Phone addiction has become a major worry that can negatively impact your health. Let's have a look at some of the psychological tricks that keep us hooked.
Why do we get addicted to our phones?
Have you ever wondered why some people pick up their phone 30 seconds after putting it down? Developing a compulsive need to use your phone to the point that it interferes with your life and prevents you from doing things may be a sign of addiction. In recent years, phone addiction has become a major worry that can lead to depression, anxiety, or teen angst. But what is causing a problem? Let's have look at some of the psychological tricks used by technological companies to keep us hooked.
Fear Of Missing Out effect (FOMO)
The concept of FOMO (fear of missing out) has been around for centuries, but with the advent of new technologies and social media platforms, its impacts have been amplified. When someone senses an opportunity coming up, as well as the possibility of a reward, they are more likely to see if it pays off. Text messaging is one of the many instances of how this all works. When you're waiting for someone to respond to a text, those three dots are used to keep you glued to your phone in expectation of a reward - which is, of course, a response to your text! How is it possible, you may wonder? Because you are unclear about the outcome, it creates a minor stress response — waiting for something to happen (or not happen). Simultaneously, it increases dopamine release, which increases stimulation and keeps you coming back for more.
Mobile apps are frequently designed to tap into the part of your brain that is responsible for habit formation and addiction. The text message example we just gave isn't the only psychological ploy that makes you check your phone all the time.
Red notifications on your home screen
You've been snatched yet again. We have all come across those red notification buttons designed to make you stop, pay attention, be cautious, and act now. This causes cortisol (a well-known stress hormone) to be released, as well as an emotional response to act to remedy the issue – ergo, take action.

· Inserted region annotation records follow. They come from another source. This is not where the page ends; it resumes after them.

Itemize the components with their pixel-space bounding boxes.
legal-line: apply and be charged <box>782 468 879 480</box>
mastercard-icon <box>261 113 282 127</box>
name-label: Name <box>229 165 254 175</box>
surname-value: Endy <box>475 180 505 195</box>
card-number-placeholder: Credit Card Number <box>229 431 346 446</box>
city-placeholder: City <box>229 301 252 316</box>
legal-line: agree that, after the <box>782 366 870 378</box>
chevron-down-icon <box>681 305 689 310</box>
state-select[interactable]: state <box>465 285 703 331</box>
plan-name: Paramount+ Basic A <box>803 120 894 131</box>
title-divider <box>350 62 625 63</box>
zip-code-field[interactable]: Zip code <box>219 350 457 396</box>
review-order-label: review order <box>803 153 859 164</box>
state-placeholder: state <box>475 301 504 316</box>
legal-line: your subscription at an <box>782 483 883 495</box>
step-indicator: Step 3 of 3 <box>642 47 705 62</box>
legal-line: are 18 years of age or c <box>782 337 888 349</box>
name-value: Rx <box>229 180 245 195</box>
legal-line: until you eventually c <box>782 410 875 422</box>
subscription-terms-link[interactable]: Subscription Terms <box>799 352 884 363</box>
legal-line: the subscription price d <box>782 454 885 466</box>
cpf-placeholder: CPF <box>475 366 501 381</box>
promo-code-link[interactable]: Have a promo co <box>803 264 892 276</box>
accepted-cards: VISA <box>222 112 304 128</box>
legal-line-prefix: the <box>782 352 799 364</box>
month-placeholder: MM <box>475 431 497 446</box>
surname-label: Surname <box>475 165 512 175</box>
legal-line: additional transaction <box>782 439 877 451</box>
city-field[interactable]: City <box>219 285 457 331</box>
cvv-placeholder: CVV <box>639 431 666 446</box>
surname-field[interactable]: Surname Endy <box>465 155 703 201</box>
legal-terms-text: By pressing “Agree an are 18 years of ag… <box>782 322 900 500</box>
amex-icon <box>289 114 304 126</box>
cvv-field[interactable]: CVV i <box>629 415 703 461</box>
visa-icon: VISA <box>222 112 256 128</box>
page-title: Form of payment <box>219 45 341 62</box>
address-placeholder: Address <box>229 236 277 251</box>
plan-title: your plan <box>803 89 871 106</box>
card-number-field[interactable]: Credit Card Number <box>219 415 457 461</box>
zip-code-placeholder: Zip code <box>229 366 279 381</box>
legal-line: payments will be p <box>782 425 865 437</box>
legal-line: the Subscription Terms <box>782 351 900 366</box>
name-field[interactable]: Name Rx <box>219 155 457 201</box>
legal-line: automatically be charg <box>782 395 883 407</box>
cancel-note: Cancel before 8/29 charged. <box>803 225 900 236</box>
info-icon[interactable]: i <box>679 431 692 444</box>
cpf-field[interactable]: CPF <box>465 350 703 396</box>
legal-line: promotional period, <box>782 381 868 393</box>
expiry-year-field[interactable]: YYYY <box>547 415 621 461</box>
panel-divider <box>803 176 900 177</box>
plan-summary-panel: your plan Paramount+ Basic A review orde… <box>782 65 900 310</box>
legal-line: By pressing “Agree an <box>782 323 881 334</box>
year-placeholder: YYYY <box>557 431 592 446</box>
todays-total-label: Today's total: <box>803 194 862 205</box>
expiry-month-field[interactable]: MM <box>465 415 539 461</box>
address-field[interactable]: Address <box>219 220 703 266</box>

Refresh is another habit-forming feature that we all use. Social media platforms such as Instagram and Facebook provide us with a limitless number of scrolling opportunities, and as soon as you become tired of waiting for a reward, you tap or pull to be rewarded with new content to scroll through.
Social media provides a platform for boasting; it is a place where objects, activities, and even happiness appear to be in competition at times. People compare their greatest, picture-perfect experiences, which may make you worry about what you're missing out on. Persuasive design stems from a desire to be liked or to have others agree with our viewpoints. Seeing a thumbs up or heart is arguably the greatest motivator to return to that platform.
Get ready! Persuasive technology is going to get even better
The rapid development of Artificial Intelligence will help technology companies in understanding human behaviour to determine when we are ready for another persuasion push to reward us and keep using their apps or platforms. Although technological advancements are unlikely to slow, being aware of these psychological tricks can help people cope with FOMO.
What can you do to reduce looking at your phone?
Be aware of the tricks that companies will take to keep you looking at your phone
Don’t ever feel like you are missing out if you are not on your phone.
Identify the apps you like and get the most out of, delete any that make you feel sad and minimise the usage of those that decrease your mood in any way.
Make sure you have plenty of interaction away from your phone.
And most importantly, remember to have fun!